How Playing the Piano helped me Write Better!

Piano? Yes. Today I share some thing that has in a weird way helped me write better. Playing the piano. 🙂

Piano & WritingPiano & Writing

Piano & Writing

For those who aren’t aware, I did take keyboard since I was in third grade. Then switched to violin during college and gave it up after two years of dreadful progress. Carpal tunnel was quite a pain (pun intended.)

After I graduated, went back to keyboard and even took the Trinity College of London Music Exams for Keyboard.

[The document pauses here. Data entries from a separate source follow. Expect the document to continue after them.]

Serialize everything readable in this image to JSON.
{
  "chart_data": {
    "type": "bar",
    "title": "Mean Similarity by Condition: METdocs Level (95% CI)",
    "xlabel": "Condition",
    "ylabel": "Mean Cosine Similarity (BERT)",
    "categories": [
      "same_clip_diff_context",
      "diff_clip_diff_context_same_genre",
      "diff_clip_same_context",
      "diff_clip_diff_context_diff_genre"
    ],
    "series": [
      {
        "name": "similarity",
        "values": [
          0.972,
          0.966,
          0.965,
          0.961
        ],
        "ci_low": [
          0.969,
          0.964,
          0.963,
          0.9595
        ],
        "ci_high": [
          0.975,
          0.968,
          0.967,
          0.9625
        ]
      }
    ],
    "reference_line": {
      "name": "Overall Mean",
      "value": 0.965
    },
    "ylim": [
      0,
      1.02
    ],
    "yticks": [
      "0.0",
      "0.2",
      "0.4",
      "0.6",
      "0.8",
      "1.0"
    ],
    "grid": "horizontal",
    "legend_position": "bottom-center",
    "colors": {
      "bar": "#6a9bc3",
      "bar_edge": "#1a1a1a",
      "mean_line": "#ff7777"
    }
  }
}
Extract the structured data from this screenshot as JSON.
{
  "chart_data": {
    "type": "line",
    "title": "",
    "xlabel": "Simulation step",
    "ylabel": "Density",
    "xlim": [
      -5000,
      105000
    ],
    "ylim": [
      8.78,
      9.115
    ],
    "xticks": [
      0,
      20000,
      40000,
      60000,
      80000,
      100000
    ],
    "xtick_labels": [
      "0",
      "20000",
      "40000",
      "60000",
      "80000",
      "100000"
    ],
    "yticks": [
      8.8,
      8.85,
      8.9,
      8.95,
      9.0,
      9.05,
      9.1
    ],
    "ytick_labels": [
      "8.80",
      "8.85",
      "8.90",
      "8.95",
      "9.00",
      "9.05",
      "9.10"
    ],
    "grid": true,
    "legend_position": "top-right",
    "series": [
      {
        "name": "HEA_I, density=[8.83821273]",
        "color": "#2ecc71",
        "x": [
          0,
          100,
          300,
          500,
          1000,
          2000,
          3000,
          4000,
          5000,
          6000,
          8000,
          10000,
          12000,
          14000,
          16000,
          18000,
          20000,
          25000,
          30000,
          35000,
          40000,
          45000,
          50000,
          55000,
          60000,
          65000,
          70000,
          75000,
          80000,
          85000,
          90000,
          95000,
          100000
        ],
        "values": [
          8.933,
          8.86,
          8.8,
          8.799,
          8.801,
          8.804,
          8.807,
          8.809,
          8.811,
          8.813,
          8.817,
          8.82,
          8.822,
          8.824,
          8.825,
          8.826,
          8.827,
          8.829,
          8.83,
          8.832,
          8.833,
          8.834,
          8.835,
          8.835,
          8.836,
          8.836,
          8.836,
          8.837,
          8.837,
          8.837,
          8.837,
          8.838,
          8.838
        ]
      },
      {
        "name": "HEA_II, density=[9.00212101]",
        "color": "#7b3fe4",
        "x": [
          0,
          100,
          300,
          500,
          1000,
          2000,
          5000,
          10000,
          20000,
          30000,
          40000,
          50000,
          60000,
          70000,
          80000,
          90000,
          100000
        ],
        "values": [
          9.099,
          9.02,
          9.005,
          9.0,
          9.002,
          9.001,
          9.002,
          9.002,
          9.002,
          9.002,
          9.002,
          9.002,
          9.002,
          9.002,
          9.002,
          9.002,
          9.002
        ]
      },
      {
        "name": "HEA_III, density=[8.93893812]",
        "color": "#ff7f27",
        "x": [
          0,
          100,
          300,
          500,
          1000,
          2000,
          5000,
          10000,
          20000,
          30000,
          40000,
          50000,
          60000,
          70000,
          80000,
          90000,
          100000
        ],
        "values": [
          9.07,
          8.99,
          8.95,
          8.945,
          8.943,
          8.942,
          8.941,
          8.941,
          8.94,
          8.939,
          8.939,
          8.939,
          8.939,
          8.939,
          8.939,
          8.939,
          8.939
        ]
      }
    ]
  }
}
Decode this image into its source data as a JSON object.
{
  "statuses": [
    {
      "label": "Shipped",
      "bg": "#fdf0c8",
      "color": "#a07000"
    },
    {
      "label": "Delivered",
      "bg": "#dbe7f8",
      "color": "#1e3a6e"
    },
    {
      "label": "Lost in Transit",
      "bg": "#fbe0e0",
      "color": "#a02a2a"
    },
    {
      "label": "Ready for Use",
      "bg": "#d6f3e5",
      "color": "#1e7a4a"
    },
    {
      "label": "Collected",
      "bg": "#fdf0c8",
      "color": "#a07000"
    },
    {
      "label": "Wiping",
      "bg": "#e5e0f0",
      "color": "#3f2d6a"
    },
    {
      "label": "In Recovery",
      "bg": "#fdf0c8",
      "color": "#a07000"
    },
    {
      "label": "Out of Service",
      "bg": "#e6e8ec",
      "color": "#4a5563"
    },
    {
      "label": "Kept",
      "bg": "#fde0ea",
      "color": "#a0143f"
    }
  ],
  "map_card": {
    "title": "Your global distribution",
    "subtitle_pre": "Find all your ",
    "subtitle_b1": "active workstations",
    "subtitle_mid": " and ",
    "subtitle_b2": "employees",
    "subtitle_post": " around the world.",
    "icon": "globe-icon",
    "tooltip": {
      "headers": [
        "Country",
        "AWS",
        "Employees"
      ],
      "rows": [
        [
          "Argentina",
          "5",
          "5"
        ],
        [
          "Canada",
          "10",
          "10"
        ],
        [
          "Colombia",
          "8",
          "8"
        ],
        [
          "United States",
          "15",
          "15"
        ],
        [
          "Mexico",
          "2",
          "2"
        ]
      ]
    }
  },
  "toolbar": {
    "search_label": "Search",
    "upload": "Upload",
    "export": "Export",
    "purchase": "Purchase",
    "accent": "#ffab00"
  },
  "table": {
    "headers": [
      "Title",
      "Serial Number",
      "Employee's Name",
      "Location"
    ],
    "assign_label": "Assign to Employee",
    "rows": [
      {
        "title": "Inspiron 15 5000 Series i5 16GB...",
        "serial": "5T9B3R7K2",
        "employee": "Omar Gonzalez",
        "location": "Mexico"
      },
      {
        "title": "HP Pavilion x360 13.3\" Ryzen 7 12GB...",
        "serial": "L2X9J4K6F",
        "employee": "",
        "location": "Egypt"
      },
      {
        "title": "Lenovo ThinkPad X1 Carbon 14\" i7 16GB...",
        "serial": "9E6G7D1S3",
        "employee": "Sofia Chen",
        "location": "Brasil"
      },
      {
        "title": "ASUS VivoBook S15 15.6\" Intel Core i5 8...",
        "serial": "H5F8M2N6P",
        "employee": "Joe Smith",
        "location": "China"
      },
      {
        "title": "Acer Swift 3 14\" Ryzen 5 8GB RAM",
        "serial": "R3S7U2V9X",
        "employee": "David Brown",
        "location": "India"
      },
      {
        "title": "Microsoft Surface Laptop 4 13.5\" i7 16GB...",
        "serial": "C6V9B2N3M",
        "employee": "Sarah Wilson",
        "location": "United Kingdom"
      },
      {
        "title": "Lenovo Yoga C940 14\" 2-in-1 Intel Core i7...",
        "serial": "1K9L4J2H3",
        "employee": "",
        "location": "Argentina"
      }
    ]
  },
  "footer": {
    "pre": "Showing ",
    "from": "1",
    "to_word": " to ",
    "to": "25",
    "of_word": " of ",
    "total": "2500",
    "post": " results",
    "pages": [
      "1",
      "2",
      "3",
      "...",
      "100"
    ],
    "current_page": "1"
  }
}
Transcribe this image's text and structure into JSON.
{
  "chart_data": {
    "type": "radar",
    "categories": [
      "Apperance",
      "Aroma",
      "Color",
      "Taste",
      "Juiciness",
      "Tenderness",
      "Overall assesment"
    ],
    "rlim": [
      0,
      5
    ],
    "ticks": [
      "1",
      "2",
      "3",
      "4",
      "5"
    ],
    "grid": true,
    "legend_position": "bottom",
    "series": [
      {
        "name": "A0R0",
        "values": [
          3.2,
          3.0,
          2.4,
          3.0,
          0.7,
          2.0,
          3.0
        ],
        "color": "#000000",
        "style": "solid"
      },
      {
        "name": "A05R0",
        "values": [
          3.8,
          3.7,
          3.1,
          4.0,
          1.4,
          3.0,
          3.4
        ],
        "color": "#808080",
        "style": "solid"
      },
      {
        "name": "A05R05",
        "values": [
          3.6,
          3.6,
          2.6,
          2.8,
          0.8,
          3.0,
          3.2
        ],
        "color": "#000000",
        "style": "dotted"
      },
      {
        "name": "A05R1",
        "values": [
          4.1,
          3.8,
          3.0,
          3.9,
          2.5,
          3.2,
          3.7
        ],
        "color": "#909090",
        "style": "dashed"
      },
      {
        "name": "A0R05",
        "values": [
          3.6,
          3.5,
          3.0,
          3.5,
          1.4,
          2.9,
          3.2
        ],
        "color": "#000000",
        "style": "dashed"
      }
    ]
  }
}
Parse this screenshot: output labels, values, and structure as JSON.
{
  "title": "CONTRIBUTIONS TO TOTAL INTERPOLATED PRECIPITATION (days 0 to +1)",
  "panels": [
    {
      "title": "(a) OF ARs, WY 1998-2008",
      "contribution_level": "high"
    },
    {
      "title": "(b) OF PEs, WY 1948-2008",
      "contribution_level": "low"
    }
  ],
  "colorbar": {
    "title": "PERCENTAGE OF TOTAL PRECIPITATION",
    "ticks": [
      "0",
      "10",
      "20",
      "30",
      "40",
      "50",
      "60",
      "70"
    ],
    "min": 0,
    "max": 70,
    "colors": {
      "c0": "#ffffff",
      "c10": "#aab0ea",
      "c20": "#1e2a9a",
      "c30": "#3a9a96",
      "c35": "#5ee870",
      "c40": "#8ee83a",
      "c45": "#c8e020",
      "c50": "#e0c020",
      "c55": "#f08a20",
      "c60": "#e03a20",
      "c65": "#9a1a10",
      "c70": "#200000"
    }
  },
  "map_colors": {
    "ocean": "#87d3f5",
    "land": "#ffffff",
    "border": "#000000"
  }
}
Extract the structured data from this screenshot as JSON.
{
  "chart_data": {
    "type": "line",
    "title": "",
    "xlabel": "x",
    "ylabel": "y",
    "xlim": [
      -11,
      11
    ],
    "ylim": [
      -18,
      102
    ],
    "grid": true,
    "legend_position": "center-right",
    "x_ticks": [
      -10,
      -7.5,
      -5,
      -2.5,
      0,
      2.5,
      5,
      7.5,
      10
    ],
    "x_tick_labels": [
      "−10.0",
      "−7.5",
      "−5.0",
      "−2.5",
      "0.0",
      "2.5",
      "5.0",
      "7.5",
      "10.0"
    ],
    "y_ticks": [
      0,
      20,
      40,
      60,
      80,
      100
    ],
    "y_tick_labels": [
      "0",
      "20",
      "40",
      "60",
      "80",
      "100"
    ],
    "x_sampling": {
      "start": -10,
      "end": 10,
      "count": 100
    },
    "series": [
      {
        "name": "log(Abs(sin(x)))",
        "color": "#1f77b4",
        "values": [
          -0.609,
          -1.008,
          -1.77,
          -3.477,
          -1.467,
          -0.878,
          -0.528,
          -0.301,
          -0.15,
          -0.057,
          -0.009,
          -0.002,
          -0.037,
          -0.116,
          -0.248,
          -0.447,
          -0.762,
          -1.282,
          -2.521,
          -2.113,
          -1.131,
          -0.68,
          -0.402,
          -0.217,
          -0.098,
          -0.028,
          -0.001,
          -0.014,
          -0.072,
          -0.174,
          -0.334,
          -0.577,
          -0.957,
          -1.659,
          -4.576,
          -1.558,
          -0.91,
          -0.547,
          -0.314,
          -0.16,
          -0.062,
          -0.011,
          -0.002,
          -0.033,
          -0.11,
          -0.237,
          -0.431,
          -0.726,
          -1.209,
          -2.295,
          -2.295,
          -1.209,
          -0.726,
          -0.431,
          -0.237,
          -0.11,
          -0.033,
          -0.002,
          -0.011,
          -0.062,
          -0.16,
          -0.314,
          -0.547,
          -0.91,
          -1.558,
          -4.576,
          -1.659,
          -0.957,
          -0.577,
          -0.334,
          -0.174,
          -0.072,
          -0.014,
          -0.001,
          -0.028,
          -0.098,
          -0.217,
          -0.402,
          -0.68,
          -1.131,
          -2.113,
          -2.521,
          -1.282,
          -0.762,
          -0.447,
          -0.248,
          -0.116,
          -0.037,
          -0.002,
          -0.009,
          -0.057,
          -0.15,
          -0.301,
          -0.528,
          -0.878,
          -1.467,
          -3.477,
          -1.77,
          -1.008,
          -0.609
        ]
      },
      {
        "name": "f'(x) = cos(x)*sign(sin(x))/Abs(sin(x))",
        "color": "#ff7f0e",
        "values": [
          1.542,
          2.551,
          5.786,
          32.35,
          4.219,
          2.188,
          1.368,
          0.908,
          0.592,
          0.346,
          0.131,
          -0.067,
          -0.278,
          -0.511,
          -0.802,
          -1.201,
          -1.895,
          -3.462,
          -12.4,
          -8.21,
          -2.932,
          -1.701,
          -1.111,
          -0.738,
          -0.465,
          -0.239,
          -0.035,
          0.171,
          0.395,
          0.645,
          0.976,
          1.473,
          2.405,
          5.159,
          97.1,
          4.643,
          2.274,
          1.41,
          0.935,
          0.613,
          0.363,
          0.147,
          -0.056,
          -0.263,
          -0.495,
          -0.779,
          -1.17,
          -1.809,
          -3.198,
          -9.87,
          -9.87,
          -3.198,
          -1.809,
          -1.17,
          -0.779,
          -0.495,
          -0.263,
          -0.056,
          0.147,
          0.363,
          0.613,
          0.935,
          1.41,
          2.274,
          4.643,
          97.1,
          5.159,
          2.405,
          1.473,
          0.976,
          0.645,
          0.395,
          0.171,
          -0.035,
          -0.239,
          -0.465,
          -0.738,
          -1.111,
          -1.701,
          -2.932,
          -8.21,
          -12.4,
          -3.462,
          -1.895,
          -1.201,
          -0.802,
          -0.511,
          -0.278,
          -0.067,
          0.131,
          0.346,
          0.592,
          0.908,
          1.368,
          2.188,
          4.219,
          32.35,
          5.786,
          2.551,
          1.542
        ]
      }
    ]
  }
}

I started learning classical piano. I loved every moment of it. Not only because I had an absolutely wonderful teacher, but also because it helped me write. How you ask?

Practice In Short Bursts

I’ve been encouraged to practice daily for five or ten minutes. That would be better than 60 minutes of continuous practice. This was the same for writing. I realized writing in short bursts also helped me, instead of spending three hours trying to find the words, I would just chalk fixed time periods during the day to write scenes.

Perfect A Single Bar 

There are four bars in a single line of music. And  perfecting the bar and playing it fluidly before moving on to the next. The slower the better. So I would start very slow at maybe 10 beats per minute. =D I kid you not. Matching hands is hard for me since my left hand is pretty weak, so I would spend time working on each bar. In 4 weeks I had just learned two lines of my sheet done. But it also taught me to write slower. Write a scene without so many obvious mistakes, which is usually my NanoWrimo Style. Instead of banging out words, I slowed down my writing, making sure I had the right spelling, the punctuation and thinking before I put the words down. This was a more conscious writing procedure. The result was a cleaner manuscript, that wouldn’t need a heavy pass for correcting grammar and spelling. In fact, I’m pretty sure my next pass for development edits will not be fraught with issues of bad grammar and punctuation. I’ve eliminated that step with this form of slower writing.

Follow the Sheet

The sheet music is the template and you pretty much learn the sheet. Once you have it down pat, you can play around with the notes and improvise. Brittany says there are no rules. You just make your own. This made me create a template or an outline. I’m not a fan of outlining. But I’ve come to understand with an outline, I didn’t waste time thinking of what to write.  Once I had the outline, I could change the direction or pace of the story, but without the outline, I was using up my writing time to plot.

Practice, Practice, Practice

You get better as you keep practicing. It’s what makes you more fluid. For classical piano, it’s all practice, especially for me since I’m not a natural though I do suspect they keyboard is my instrument. The same went for writing. The more I write the better I get. Last week I had a short story accepted by  a small publisher and I was sent the edits. I couldn’t believe I was the one who wrote the piece. It was full of prose and wit, something not typical of my style. Practice. Keep practicing.

Sleep Well

It’s proven that sleep aides music memory. And so I’d always practice before sleeping and on waking up. Magically the notes which were a problem the night before seemed to come to my fingers easily in the morning, reinforced during sleep. And so I started writing before sleeping till I felt I hit a roadblock. When I woke in the morning, I somehow found a way to write fresh, finding a solution or a literary technique that aided the story.

I love playing the keyboard. I think finding the right teacher makes the world of a difference. I’ve had some wonderful teachers in my life. But learning classical piano helped me learn in a new way and appreciate the rules or lack of them.

Have you played an instrument? How has it helped you?